Je vais envoyer demain la seconde version du manuscrit de « Jardin d’hiver » à mon éditeur, et ça m’a amené à quelques réflexions sur ce qu’on entend par « travail du texte », surtout quand le roman est accepté et que l’on discute de l’amélioration pour la publication.

Tout d’abord, contrairement à une idée assez répandue sur les sites de conseils d’écriture, le premier jet d’un auteur « pro » ou expérimenté (pour faire simple) n’est pas pourri ou nul. Quand on écrit plusieurs semaines, plusieurs mois une histoire, ce n’est pas juste pour aligner des mots au hasard et obtenir un résultat illisible. On s’engage, on s’amuse, chaque auteur a son propre terme, mais il ne part pas du principe que le premier jet est bon à jeter.

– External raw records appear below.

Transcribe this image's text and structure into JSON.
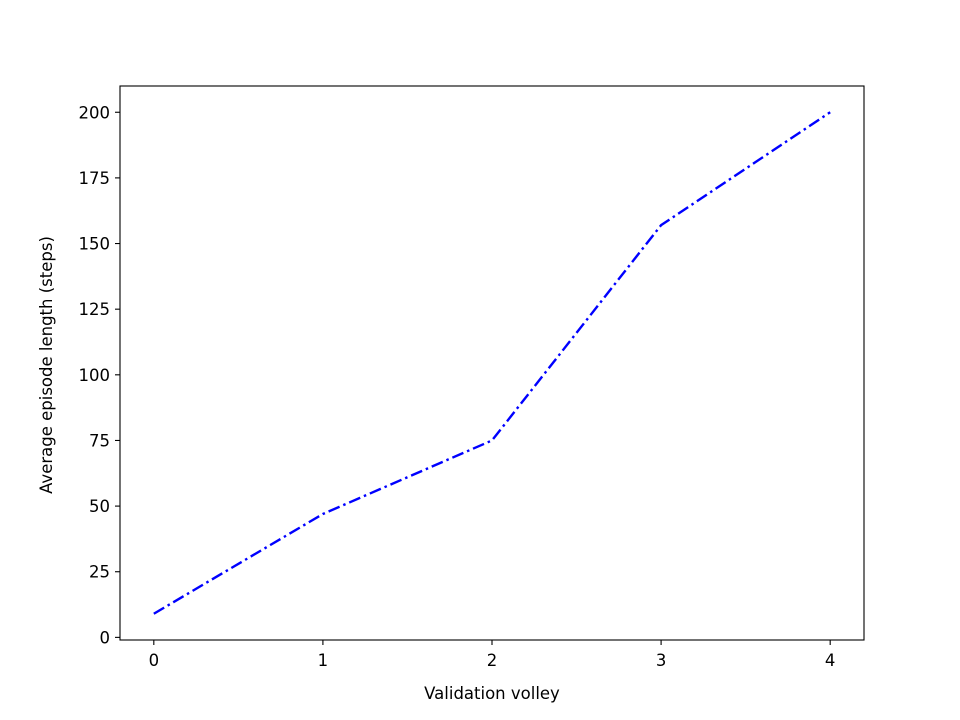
{
  "chart_data": {
    "type": "line",
    "title": "",
    "xlabel": "Validation volley",
    "ylabel": "Average episode length (steps)",
    "x": [
      0,
      1,
      2,
      3,
      4
    ],
    "series": [
      {
        "values": [
          9,
          47,
          75,
          157,
          200
        ],
        "color": "#0000ff",
        "line_style": "dash-dot"
      }
    ],
    "xlim": [
      -0.2,
      4.2
    ],
    "ylim": [
      -1,
      210
    ],
    "xticks": [
      0,
      1,
      2,
      3,
      4
    ],
    "yticks": [
      0,
      25,
      50,
      75,
      100,
      125,
      150,
      175,
      200
    ],
    "grid": false,
    "legend": "none"
  }
}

Non, ce qu’un auteur obtient quand il termine son premier jet, c’est un manuscrit « brut ». L’art brut est de l’art, pas l’art pourri. On obtient une matière que j’aime qualifier de vivante, parce qu’on peut la manipuler, l’orienter dans un certain nombre de directions : modifier l’ordre des séquences, faire apparaître ou disparaître des personnages, changer la signification d’un dialogue. Il y a du plaisir dans l’écriture du premier jet, et aussi dans la réécriture. On va découvrir dans cette matière des aspects qui nous paraissaient flous avant d’entamer la première phrase du roman (ou de la nouvelle). La réécriture plonge le texte brut dans un bain révélateur, accentuant les contrastes, soulignant les effets. Tout est possible. On s’éloigne du processus initial, on cherche autre chose.

Étonnement, surprise, perplexité, voilà tout ce qu’on attend de la réécriture. On attaque le texte par un autre versant.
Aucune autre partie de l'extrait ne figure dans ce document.